Als die Teammitglieder ihre Tickets checkten, um zu sehen, wer im Flugzeug neben wem saß, befanden sich über vierhundert Athleten im Flughafen: Fechter, Radfahrer, Ruderer, Turner, Boxer und Leute, die in Sportarten antraten, von denen der Durchschnittsbürger noch nie etwas gehört hat. Das war das Beste an den Spielen: das Gefühl, Teil von etwas viel Größerem zu sein. Zu einem Team von Athleten zu gehören, die aus allen Ecken des Landes kamen und sich in Sportzentren, auf Sportplätzen und Gewässern ein Zuhause geschaffen hatten. Begeisterung und Anspannung lagen in der Luft, als Zeke und seine Mannschaftskameraden allmählich begriffen, wohin die Reise gehen würde. Sie alle hatten vier Jahre lang für diesen Augenblick trainiert. Sie hatten sich ausschließlich auf ihre Ziele konzentriert, auf Geburtstagsfeiern, Urlaubsreisen und unbeschwerte Wochenenden mit Freunden verzichtet, um jeden Tag zu trainieren. Und es hatte sich absolut gelohnt, denn sehr bald würden sie sich mit den besten Athleten der Welt messen.

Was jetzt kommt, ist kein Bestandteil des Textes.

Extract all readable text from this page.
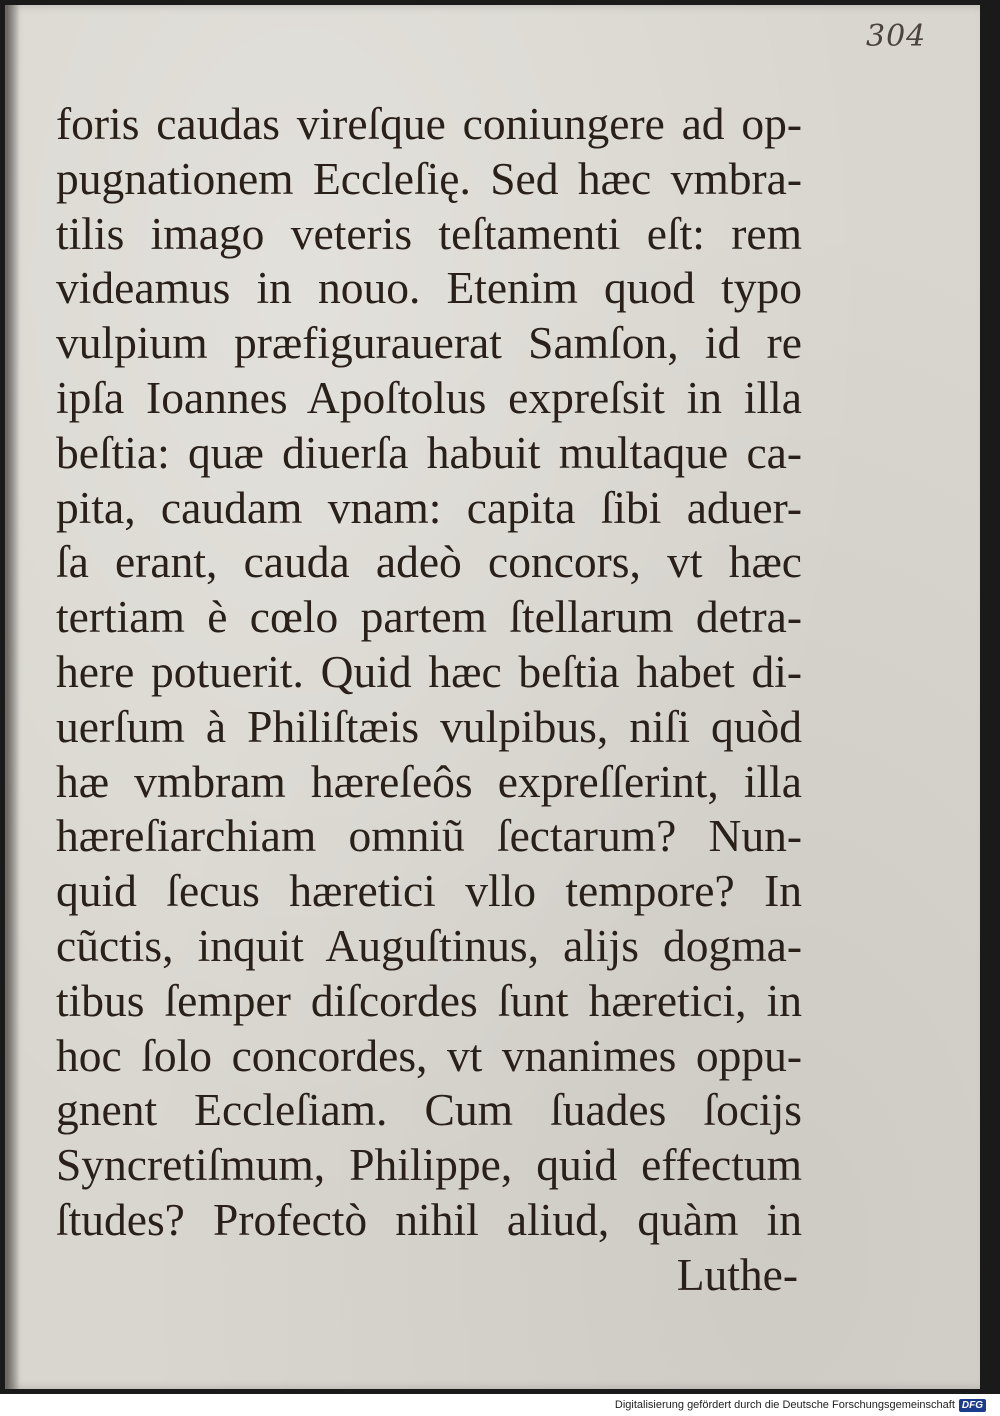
304
foris caudas vireſque coniungere ad op-
pugnationem Eccleſię. Sed hæc vmbra-
tilis imago veteris teſtamenti eſt: rem
videamus in nouo. Etenim quod typo
vulpium præfigurauerat Samſon, id re
ipſa Ioannes Apoſtolus expreſsit in illa
beſtia: quæ diuerſa habuit multaque ca-
pita, caudam vnam: capita ſibi aduer-
ſa erant, cauda adeò concors, vt hæc
tertiam è cœlo partem ſtellarum detra-
here potuerit. Quid hæc beſtia habet di-
uerſum à Philiſtæis vulpibus, niſi quòd
hæ vmbram hæreſeôs expreſſerint, illa
hæreſiarchiam omniũ ſectarum? Nun-
quid ſecus hæretici vllo tempore? In
cũctis, inquit Auguſtinus, alijs dogma-
tibus ſemper diſcordes ſunt hæretici, in
hoc ſolo concordes, vt vnanimes oppu-
gnent Eccleſiam. Cum ſuades ſocijs
Syncretiſmum, Philippe, quid effectum
ſtudes? Profectò nihil aliud, quàm in
Luthe-
Digitalisierung gefördert durch die Deutsche Forschungsgemeinschaft DFG
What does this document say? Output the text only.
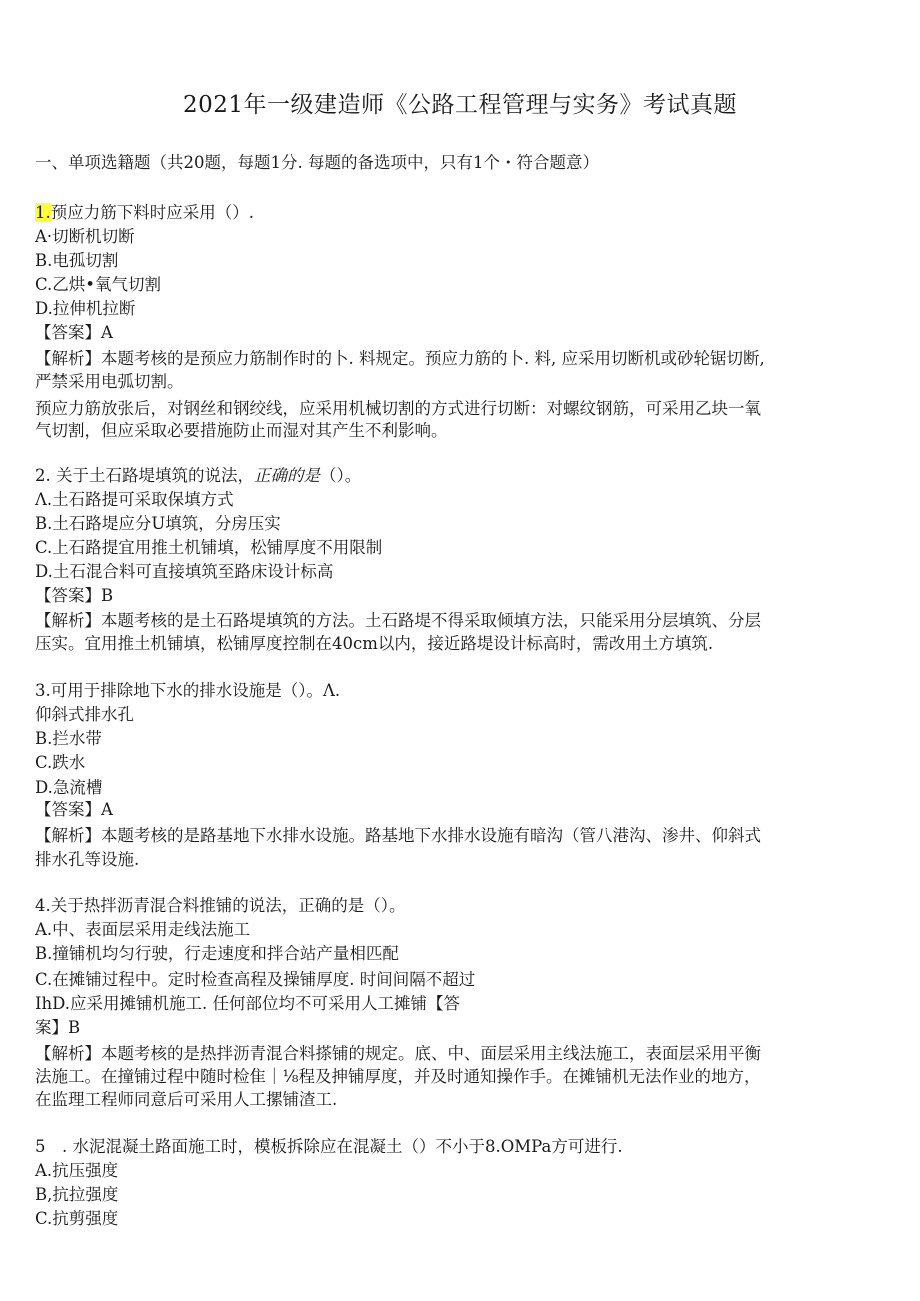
2021年一级建造师《公路工程管理与实务》考试真题
一、单项选籍题（共20题，每题1分. 每题的备选项中，只有1个・符合题意）
1.预应力筋下料时应采用（）.
A·切断机切断
B.电孤切割
C.乙烘•氧气切割
D.拉伸机拉断
【答案】A
【解析】本题考核的是预应力筋制作时的卜. 料规定。预应力筋的卜. 料, 应采用切断机或砂轮锯切断,
严禁采用电弧切割。
预应力筋放张后，对钢丝和钢绞线，应采用机械切割的方式进行切断：对螺纹钢筋，可采用乙块一氧
气切割，但应采取必要措施防止而湿对其产生不利影响。
2. 关于土石路堤填筑的说法，正确的是（）。
Λ.土石路提可采取保填方式
B.土石路堤应分U填筑，分房压实
C.上石路提宜用推土机铺填，松铺厚度不用限制
D.土石混合料可直接填筑至路床设计标高
【答案】B
【解析】本题考核的是土石路堤填筑的方法。土石路堤不得采取倾填方法，只能采用分层填筑、分层
压实。宜用推土机铺填，松铺厚度控制在40cm以内，接近路堤设计标高时，需改用土方填筑.
3.可用于排除地下水的排水设施是（）。Λ.
仰斜式排水孔
B.拦水带
C.跌水
D.急流槽
【答案】A
【解析】本题考核的是路基地下水排水设施。路基地下水排水设施有暗沟（管八港沟、渗井、仰斜式
排水孔等设施.
4.关于热拌沥青混合料推铺的说法，正确的是（）。
A.中、表面层采用走线法施工
B.撞铺机均匀行驶，行走速度和拌合站产量相匹配
C.在摊铺过程中。定时检查高程及操铺厚度. 时间间隔不超过
IhD.应采用摊铺机施工. 任何部位均不可采用人工摊铺【答
案】B
【解析】本题考核的是热拌沥青混合料搽铺的规定。底、中、面层采用主线法施工，表面层采用平衡
法施工。在撞铺过程中随时检隹｜⅛程及抻铺厚度，并及时通知操作手。在摊铺机无法作业的地方，
在监理工程师同意后可采用人工摞铺渣工.
5　. 水泥混凝土路面施工时，模板拆除应在混凝土（）不小于8.OMPa方可进行.
A.抗压强度
B,抗拉强度
C.抗剪强度
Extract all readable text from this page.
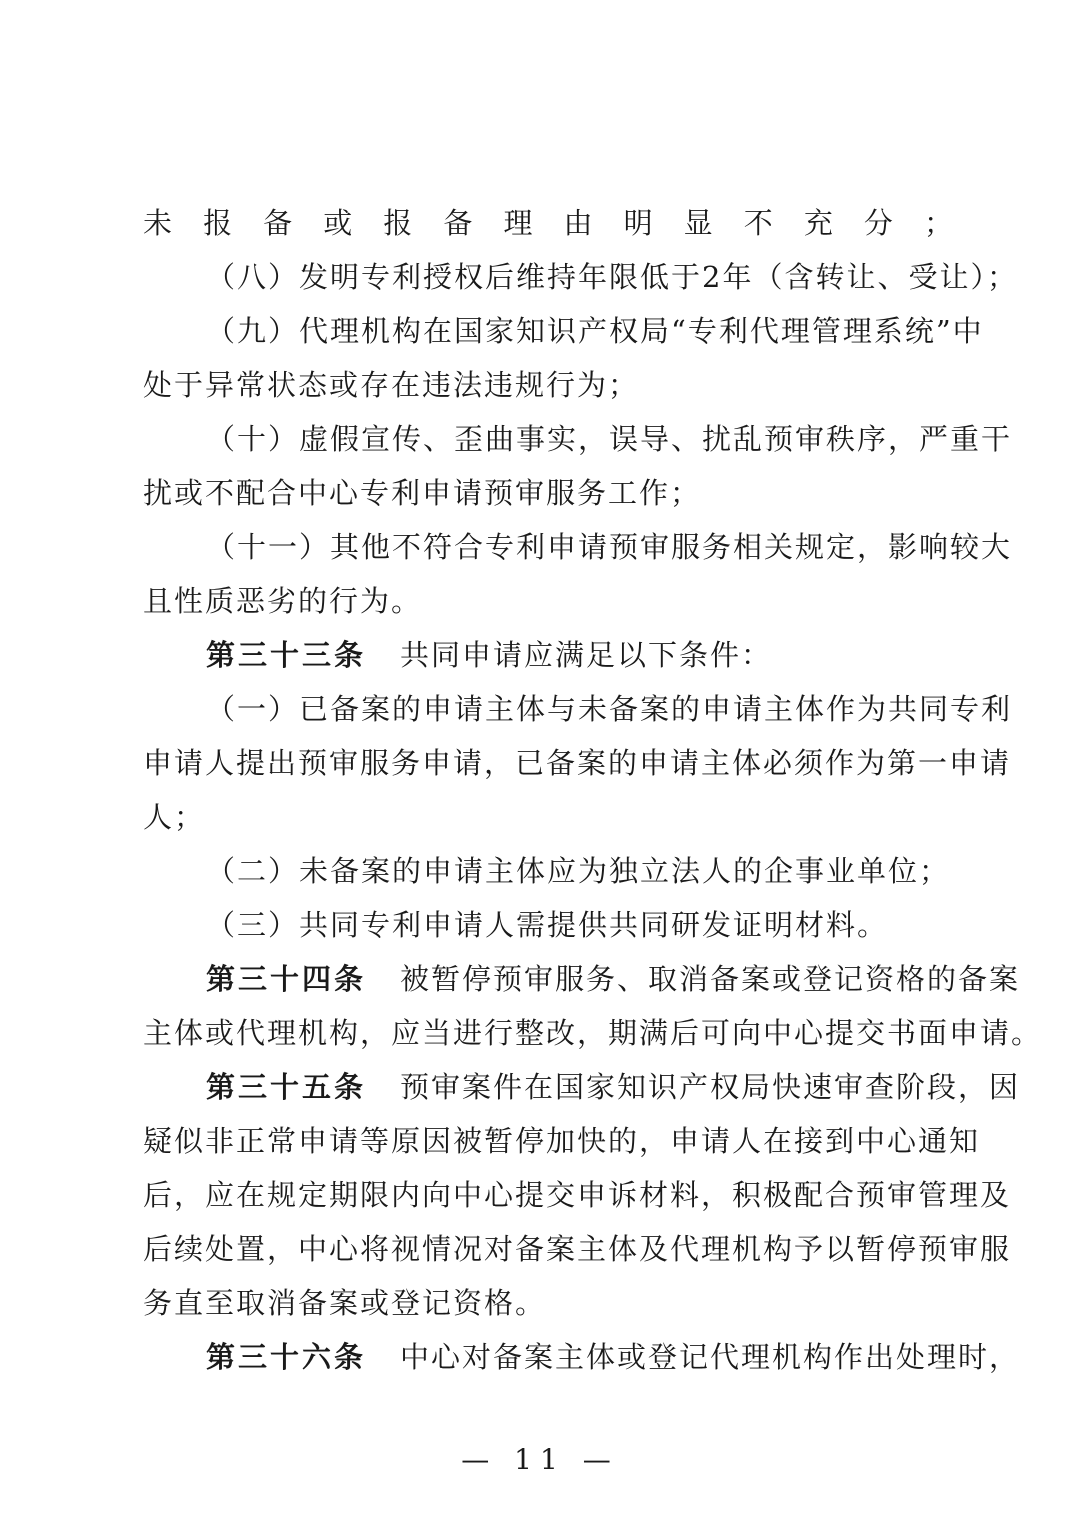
未报备或报备理由明显不充分；
（八）发明专利授权后维持年限低于2年（含转让、受让）；
（九）代理机构在国家知识产权局“专利代理管理系统”中
处于异常状态或存在违法违规行为；
（十）虚假宣传、歪曲事实，误导、扰乱预审秩序，严重干
扰或不配合中心专利申请预审服务工作；
（十一）其他不符合专利申请预审服务相关规定，影响较大
且性质恶劣的行为。
第三十三条 共同申请应满足以下条件：
（一）已备案的申请主体与未备案的申请主体作为共同专利
申请人提出预审服务申请，已备案的申请主体必须作为第一申请
人；
（二）未备案的申请主体应为独立法人的企事业单位；
（三）共同专利申请人需提供共同研发证明材料。
第三十四条 被暂停预审服务、取消备案或登记资格的备案
主体或代理机构，应当进行整改，期满后可向中心提交书面申请。
第三十五条 预审案件在国家知识产权局快速审查阶段，因
疑似非正常申请等原因被暂停加快的，申请人在接到中心通知
后，应在规定期限内向中心提交申诉材料，积极配合预审管理及
后续处置，中心将视情况对备案主体及代理机构予以暂停预审服
务直至取消备案或登记资格。
第三十六条 中心对备案主体或登记代理机构作出处理时，
— 11 —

Zeke erinnerte sich an den Tag, an dem er den Anruf erhielt. Schon in seiner Kindheit hatte er an lokalen und regionalen Laufwettbewerben teilgenommen, und sein Vater und er hatten im Lauf der Jahre mit vielen Trainern zusammengearbeitet. Während langer Autofahrten entwickelten sie Strategien für seine Karriere und recherchierten abends über Läufer wie Linford Christie, Usain Bolt und Tyson Gay, um von deren Methoden zu lernen. Knapp einen Monat nach der Beerdigung seines Vaters erhielt Zeke den Anruf von Coach Adam, der ihn einlud, dem britischen Olympiateam beizutreten.